My economic philosophy has been for as long as I’ve had one is: Prolonged supernormal profits is only possible by placing barriers against competition.
So for me many arguments against paid modding can be dismissed almost out of hands. Does paid modding allow companies to make out like fat cats? Does it increase barriers to entry? No, in fact it might reduce them if what certain commentators say about about modding companies possibly becoming a thing comes true.
The specific argument, as seen here for example, of this allowing companies to offload the risk and investment onto modders and simply collect the cash might be somewhat true in the short term, but in the longer run studios will be creating games with an awareness of this additional revenue steam, and more importantly, be competing against studios who do likewise.

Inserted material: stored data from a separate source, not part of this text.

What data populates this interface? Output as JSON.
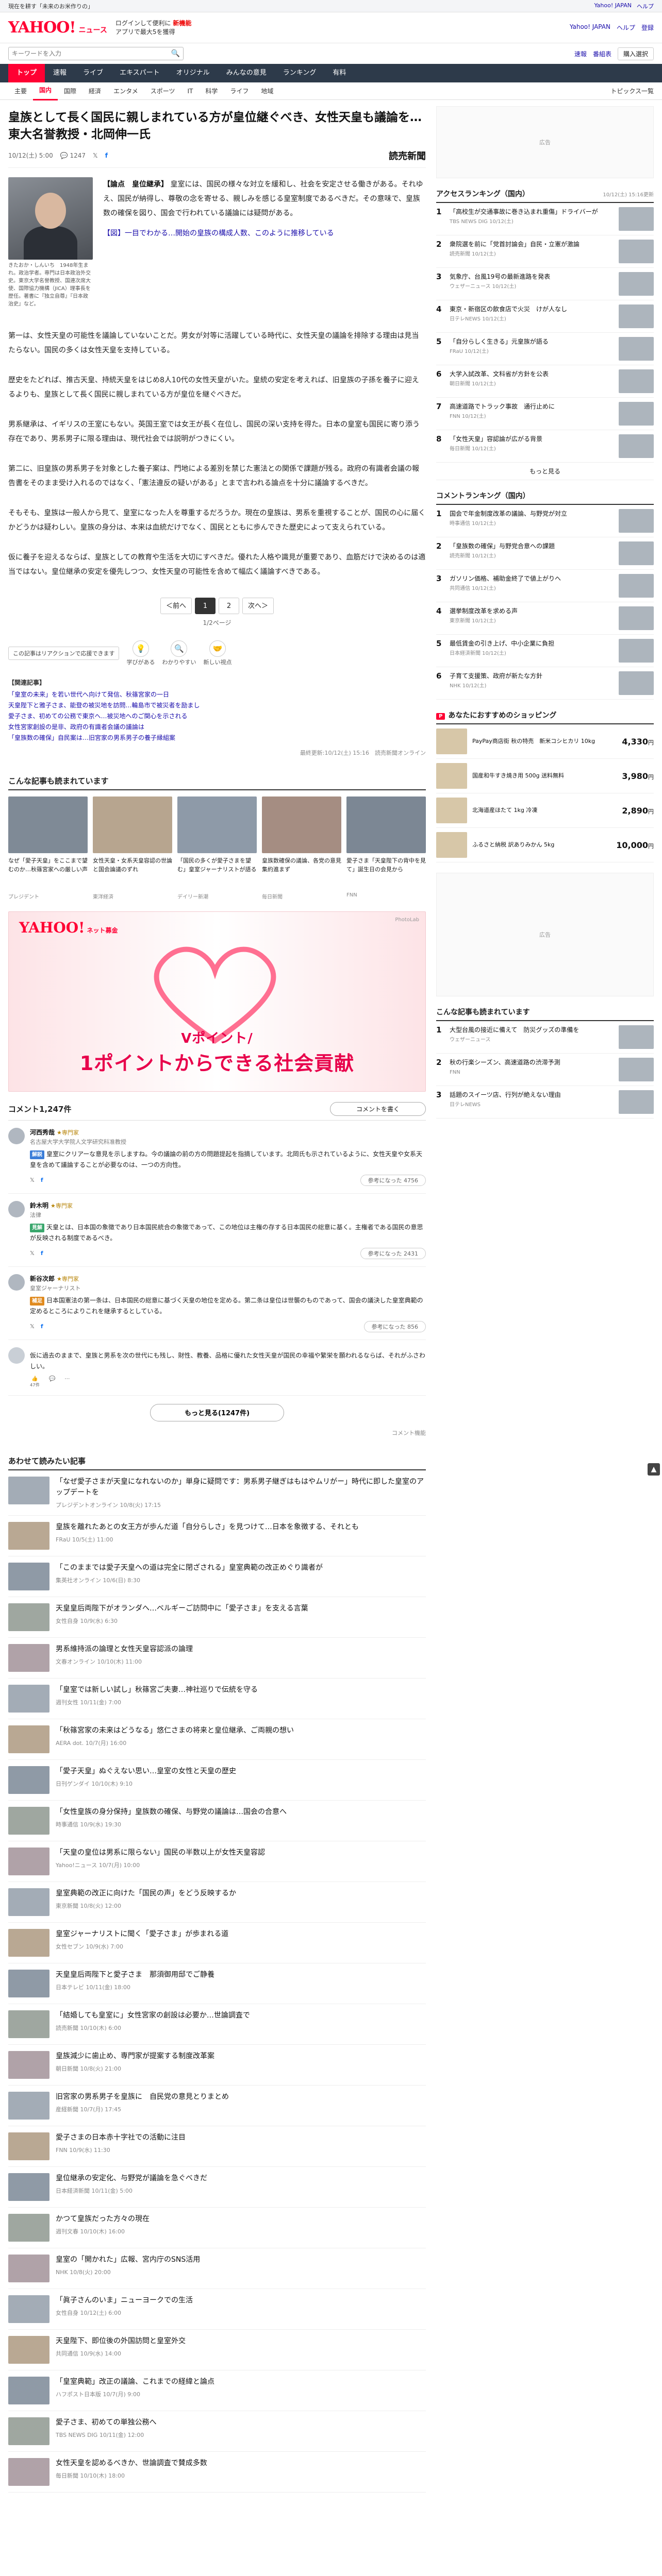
{
  "top_strip": {
    "left_text": "現在を耕す「未来のお米作りの」",
    "links": [
      "Yahoo! JAPAN",
      "ヘルプ"
    ]
  },
  "header": {
    "logo": "YAHOO!",
    "logo_sub": "ニュース",
    "logo_region": "JAPAN",
    "promo_line1": "ログインして便利に",
    "promo_line1_bold": "新機能",
    "promo_line2": "アプリで最大5を獲得",
    "links": [
      "Yahoo! JAPAN",
      "ヘルプ",
      "登録"
    ]
  },
  "search": {
    "placeholder": "キーワードを入力",
    "right_links": [
      "速報",
      "番組表"
    ],
    "right_button": "購入選択"
  },
  "nav": {
    "categories": [
      "トップ",
      "速報",
      "ライブ",
      "エキスパート",
      "オリジナル",
      "みんなの意見",
      "ランキング",
      "有料"
    ],
    "active_category": "トップ"
  },
  "subnav": {
    "items": [
      "主要",
      "国内",
      "国際",
      "経済",
      "エンタメ",
      "スポーツ",
      "IT",
      "科学",
      "ライフ",
      "地域"
    ],
    "active": "国内",
    "right": "トピックス一覧"
  },
  "article": {
    "title": "皇族として長く国民に親しまれている方が皇位継ぐべき、女性天皇も議論を…東大名誉教授・北岡伸一氏",
    "date": "10/12(土) 5:00",
    "comments_count": "1247",
    "source": "読売新聞",
    "section_tag": "【論点　皇位継承】",
    "photo_caption": "きたおか・しんいち　1948年生まれ。政治学者。専門は日本政治外交史。東京大学名誉教授、国連次席大使、国際協力機構（JICA）理事長を歴任。著書に『独立自尊』『日本政治史』など。",
    "lead_para": "皇室には、国民の様々な対立を緩和し、社会を安定させる働きがある。それゆえ、国民が納得し、尊敬の念を寄せる、親しみを感じる皇室制度であるべきだ。その意味で、皇族数の確保を図り、国会で行われている議論には疑問がある。",
    "lead_link": "【図】一目でわかる…開始の皇族の構成人数、このように推移している",
    "paragraphs": [
      "第一は、女性天皇の可能性を議論していないことだ。男女が対等に活躍している時代に、女性天皇の議論を排除する理由は見当たらない。国民の多くは女性天皇を支持している。",
      "歴史をたどれば、推古天皇、持統天皇をはじめ8人10代の女性天皇がいた。皇統の安定を考えれば、旧皇族の子孫を養子に迎えるよりも、皇族として長く国民に親しまれている方が皇位を継ぐべきだ。",
      "男系継承は、イギリスの王室にもない。英国王室では女王が長く在位し、国民の深い支持を得た。日本の皇室も国民に寄り添う存在であり、男系男子に限る理由は、現代社会では説明がつきにくい。",
      "第二に、旧皇族の男系男子を対象とした養子案は、門地による差別を禁じた憲法との関係で課題が残る。政府の有識者会議の報告書をそのまま受け入れるのではなく、「憲法違反の疑いがある」とまで言われる論点を十分に議論するべきだ。",
      "そもそも、皇族は一般人から見て、皇室になった人を尊重するだろうか。現在の皇族は、男系を重視することが、国民の心に届くかどうかは疑わしい。皇族の身分は、本来は血統だけでなく、国民とともに歩んできた歴史によって支えられている。",
      "仮に養子を迎えるならば、皇族としての教育や生活を大切にすべきだ。優れた人格や識見が重要であり、血筋だけで決めるのは適当ではない。皇位継承の安定を優先しつつ、女性天皇の可能性を含めて幅広く議論すべきである。"
    ],
    "pager": {
      "prev": "＜前へ",
      "pages": [
        "1",
        "2"
      ],
      "current": "1",
      "next": "次へ＞",
      "count": "1/2ページ"
    },
    "reaction_label": "この記事はリアクションで応援できます",
    "reactions": [
      {
        "icon": "💡",
        "label": "学びがある"
      },
      {
        "icon": "🔍",
        "label": "わかりやすい"
      },
      {
        "icon": "🤝",
        "label": "新しい視点"
      }
    ],
    "related_title": "【関連記事】",
    "related_links": [
      "「皇室の未来」を若い世代へ向けて発信、秋篠宮家の一日",
      "天皇陛下と雅子さま、能登の被災地を訪問…輪島市で被災者を励まし",
      "愛子さま、初めての公務で東京へ…被災地へのご関心を示される",
      "女性宮家創設の是非、政府の有識者会議の議論は",
      "「皇族数の確保」自民案は…旧宮家の男系男子の養子縁組案"
    ],
    "copyright": "最終更新:10/12(土) 15:16　読売新聞オンライン"
  },
  "picks": {
    "title": "こんな記事も読まれています",
    "items": [
      {
        "title": "なぜ「愛子天皇」をここまで望むのか…秋篠宮家への厳しい声",
        "meta": "プレジデント"
      },
      {
        "title": "女性天皇・女系天皇容認の世論と国会論議のずれ",
        "meta": "東洋経済"
      },
      {
        "title": "「国民の多くが愛子さまを望む」皇室ジャーナリストが語る",
        "meta": "デイリー新潮"
      },
      {
        "title": "皇族数確保の議論、各党の意見集約進まず",
        "meta": "毎日新聞"
      },
      {
        "title": "愛子さま「天皇陛下の背中を見て」誕生日の会見から",
        "meta": "FNN"
      }
    ]
  },
  "ad": {
    "logo": "YAHOO!",
    "logo_sub": "ネット募金",
    "corner": "PhotoLab",
    "copy_small": "Vポイント/",
    "copy_main": "1ポイントからできる社会貢献"
  },
  "comments": {
    "title": "コメント1,247件",
    "write_button": "コメントを書く",
    "items": [
      {
        "name": "河西秀哉",
        "badge": "★専門家",
        "role": "名古屋大学大学院人文学研究科准教授",
        "tag": "解説",
        "tag_color": "#3b7dd8",
        "text": "皇室にクリアーな意見を示しますね。今の議論の前の方の問題提起を指摘しています。北岡氏も示されているように、女性天皇や女系天皇を含めて議論することが必要なのは、一つの方向性。",
        "agree": "参考になった 4756"
      },
      {
        "name": "鈴木明",
        "badge": "★専門家",
        "role": "法律",
        "tag": "見解",
        "tag_color": "#3aa76d",
        "text": "天皇とは、日本国の象徴であり日本国民統合の象徴であって、この地位は主権の存する日本国民の総意に基く。主権者である国民の意思が反映される制度であるべき。",
        "agree": "参考になった 2431"
      },
      {
        "name": "新谷次郎",
        "badge": "★専門家",
        "role": "皇室ジャーナリスト",
        "tag": "補足",
        "tag_color": "#e08a1e",
        "text": "日本国憲法の第一条は、日本国民の総意に基づく天皇の地位を定める。第二条は皇位は世襲のものであって、国会の議決した皇室典範の定めるところによりこれを継承するとしている。",
        "agree": "参考になった 856"
      }
    ],
    "reader_comment": "仮に過去のままで、皇族と男系を次の世代にも残し、財性、教養、品格に優れた女性天皇が国民の幸福や繁栄を願われるならば、それがふさわしい。",
    "reader_likes": "47件",
    "more_button": "もっと見る(1247件)",
    "note": "コメント機能"
  },
  "also_read": {
    "title": "あわせて読みたい記事",
    "items": [
      {
        "title": "「なぜ愛子さまが天皇になれないのか」単身に疑問です：男系男子継ぎはもはやムリがー」時代に即した皇室のアップデートを",
        "meta": "プレジデントオンライン 10/8(火) 17:15"
      },
      {
        "title": "皇族を離れたあとの女王方が歩んだ道「自分らしさ」を見つけて…日本を象徴する、それとも",
        "meta": "FRaU 10/5(土) 11:00"
      },
      {
        "title": "「このままでは愛子天皇への道は完全に閉ざされる」皇室典範の改正めぐり識者が",
        "meta": "集英社オンライン 10/6(日) 8:30"
      },
      {
        "title": "天皇皇后両陛下がオランダへ…ベルギーご訪問中に「愛子さま」を支える言葉",
        "meta": "女性自身 10/9(水) 6:30"
      },
      {
        "title": "男系維持派の論理と女性天皇容認派の論理",
        "meta": "文春オンライン 10/10(木) 11:00"
      },
      {
        "title": "「皇室では新しい試し」秋篠宮ご夫妻…神社巡りで伝統を守る",
        "meta": "週刊女性 10/11(金) 7:00"
      },
      {
        "title": "「秋篠宮家の未来はどうなる」悠仁さまの将来と皇位継承、ご両親の想い",
        "meta": "AERA dot. 10/7(月) 16:00"
      },
      {
        "title": "「愛子天皇」ぬぐえない思い…皇室の女性と天皇の歴史",
        "meta": "日刊ゲンダイ 10/10(木) 9:10"
      },
      {
        "title": "「女性皇族の身分保持」皇族数の確保、与野党の議論は…国会の合意へ",
        "meta": "時事通信 10/9(水) 19:30"
      },
      {
        "title": "「天皇の皇位は男系に限らない」国民の半数以上が女性天皇容認",
        "meta": "Yahoo!ニュース 10/7(月) 10:00"
      },
      {
        "title": "皇室典範の改正に向けた「国民の声」をどう反映するか",
        "meta": "東京新聞 10/8(火) 12:00"
      },
      {
        "title": "皇室ジャーナリストに聞く「愛子さま」が歩まれる道",
        "meta": "女性セブン 10/9(水) 7:00"
      },
      {
        "title": "天皇皇后両陛下と愛子さま　那須御用邸でご静養",
        "meta": "日本テレビ 10/11(金) 18:00"
      },
      {
        "title": "「結婚しても皇室に」女性宮家の創設は必要か…世論調査で",
        "meta": "読売新聞 10/10(木) 6:00"
      },
      {
        "title": "皇族減少に歯止め、専門家が提案する制度改革案",
        "meta": "朝日新聞 10/8(火) 21:00"
      },
      {
        "title": "旧宮家の男系男子を皇族に　自民党の意見とりまとめ",
        "meta": "産経新聞 10/7(月) 17:45"
      },
      {
        "title": "愛子さまの日本赤十字社での活動に注目",
        "meta": "FNN 10/9(水) 11:30"
      },
      {
        "title": "皇位継承の安定化、与野党が議論を急ぐべきだ",
        "meta": "日本経済新聞 10/11(金) 5:00"
      },
      {
        "title": "かつて皇族だった方々の現在",
        "meta": "週刊文春 10/10(木) 16:00"
      },
      {
        "title": "皇室の「開かれた」広報、宮内庁のSNS活用",
        "meta": "NHK 10/8(火) 20:00"
      },
      {
        "title": "「眞子さんのいま」ニューヨークでの生活",
        "meta": "女性自身 10/12(土) 6:00"
      },
      {
        "title": "天皇陛下、即位後の外国訪問と皇室外交",
        "meta": "共同通信 10/9(水) 14:00"
      },
      {
        "title": "「皇室典範」改正の議論、これまでの経緯と論点",
        "meta": "ハフポスト日本版 10/7(月) 9:00"
      },
      {
        "title": "愛子さま、初めての単独公務へ",
        "meta": "TBS NEWS DIG 10/11(金) 12:00"
      },
      {
        "title": "女性天皇を認めるべきか、世論調査で賛成多数",
        "meta": "毎日新聞 10/10(木) 18:00"
      }
    ]
  },
  "sidebar": {
    "ad_label": "広告",
    "access_ranking_title": "アクセスランキング（国内）",
    "access_ranking_note": "10/12(土) 15:16更新",
    "ranking": [
      {
        "title": "「高校生が交通事故に巻き込まれ重傷」ドライバーが",
        "meta": "TBS NEWS DIG 10/12(土)"
      },
      {
        "title": "衆院選を前に「党首討論会」自民・立憲が激論",
        "meta": "読売新聞 10/12(土)"
      },
      {
        "title": "気象庁、台風19号の最新進路を発表",
        "meta": "ウェザーニュース 10/12(土)"
      },
      {
        "title": "東京・新宿区の飲食店で火災　けが人なし",
        "meta": "日テレNEWS 10/12(土)"
      },
      {
        "title": "「自分らしく生きる」元皇族が語る",
        "meta": "FRaU 10/12(土)"
      },
      {
        "title": "大学入試改革、文科省が方針を公表",
        "meta": "朝日新聞 10/12(土)"
      },
      {
        "title": "高速道路でトラック事故　通行止めに",
        "meta": "FNN 10/12(土)"
      },
      {
        "title": "「女性天皇」容認論が広がる背景",
        "meta": "毎日新聞 10/12(土)"
      }
    ],
    "ranking_more": "もっと見る",
    "comment_ranking_title": "コメントランキング（国内）",
    "comment_ranking": [
      {
        "title": "国会で年金制度改革の議論、与野党が対立",
        "meta": "時事通信 10/12(土)"
      },
      {
        "title": "「皇族数の確保」与野党合意への課題",
        "meta": "読売新聞 10/12(土)"
      },
      {
        "title": "ガソリン価格、補助金終了で値上がりへ",
        "meta": "共同通信 10/12(土)"
      },
      {
        "title": "選挙制度改革を求める声",
        "meta": "東京新聞 10/12(土)"
      },
      {
        "title": "最低賃金の引き上げ、中小企業に負担",
        "meta": "日本経済新聞 10/12(土)"
      },
      {
        "title": "子育て支援策、政府が新たな方針",
        "meta": "NHK 10/12(土)"
      }
    ],
    "shop_title": "あなたにおすすめのショッピング",
    "shop_items": [
      {
        "title": "PayPay商店街 秋の特売　新米コシヒカリ 10kg",
        "price": "4,330",
        "unit": "円"
      },
      {
        "title": "国産和牛すき焼き用 500g 送料無料",
        "price": "3,980",
        "unit": "円"
      },
      {
        "title": "北海道産ほたて 1kg 冷凍",
        "price": "2,890",
        "unit": "円"
      },
      {
        "title": "ふるさと納税 訳ありみかん 5kg",
        "price": "10,000",
        "unit": "円"
      }
    ],
    "ad2_label": "広告",
    "video_ranking_title": "こんな記事も読まれています",
    "video_ranking": [
      {
        "title": "大型台風の接近に備えて　防災グッズの準備を",
        "meta": "ウェザーニュース"
      },
      {
        "title": "秋の行楽シーズン、高速道路の渋滞予測",
        "meta": "FNN"
      },
      {
        "title": "話題のスイーツ店、行列が絶えない理由",
        "meta": "日テレNEWS"
      }
    ]
  }
}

The argument that certain games really relied on free modding to survive and thrive have been made. Well, if those companies wish to continue being successful while still getting paid for the third party DLC then they’ll have to lower the cost of the base game or add in some more content to make it worth it, and of course this isn’t some piece of legislation or something that moved the rights from game companies to mod makers, but a new avenue that game companies can choose to do. The makers of Killing Floor 2, for example, aren’t going to allow for paid modding.
There are also claims that the 25% that the modders are allowed to keep. Honestly, I find it hard to believe in the sincerity of the argument. It is a price set by players that only have market power in that they’re the best examples that modders want to work with. Are gamers full to the brim of Aquinas fans that are intently focused on the just price?
On the subject of curation and that people could simply take the ideas of others and to be paid that way. My view is that that’s true for an awful lot of things that are distributed digitally. I’ve read many blogposts in order to keep this from being a strawman slaying contest, but I’ve yet to hear any arguments on the fundamental uniqueness of modding that as someone who is a basic outsider from all this seems to be at the heart of it.
The overlapping rights issue is a big one. The idea that some mods aren’t just built on the base game, but rely on other mods to function. This is two issues. One is base modders who don’t want other modders to profit off their work, and there is are also tiered modders who don’t want their potential players further limited by having to buy the base mod. On the second issue, I think it can be solved with a new base mod coming into play, and if one isn’t able to be built then perhaps the original base modder deserved to be paid after all. The first issue can be solved by simply modding for games that have given a commitment to no paid modding. You don’t want to mod one of those game, you want to mod this game? Y’know, you’re sounding entitled.
One argument that I do find convincing is ‘I’m a consumer and I find this distasteful’, however this isn’t one I see being made and although opponents of paid modding ought to make their views heard so that game companies can hear them, I think they should make their tone nicer for those that don’t share their tastes.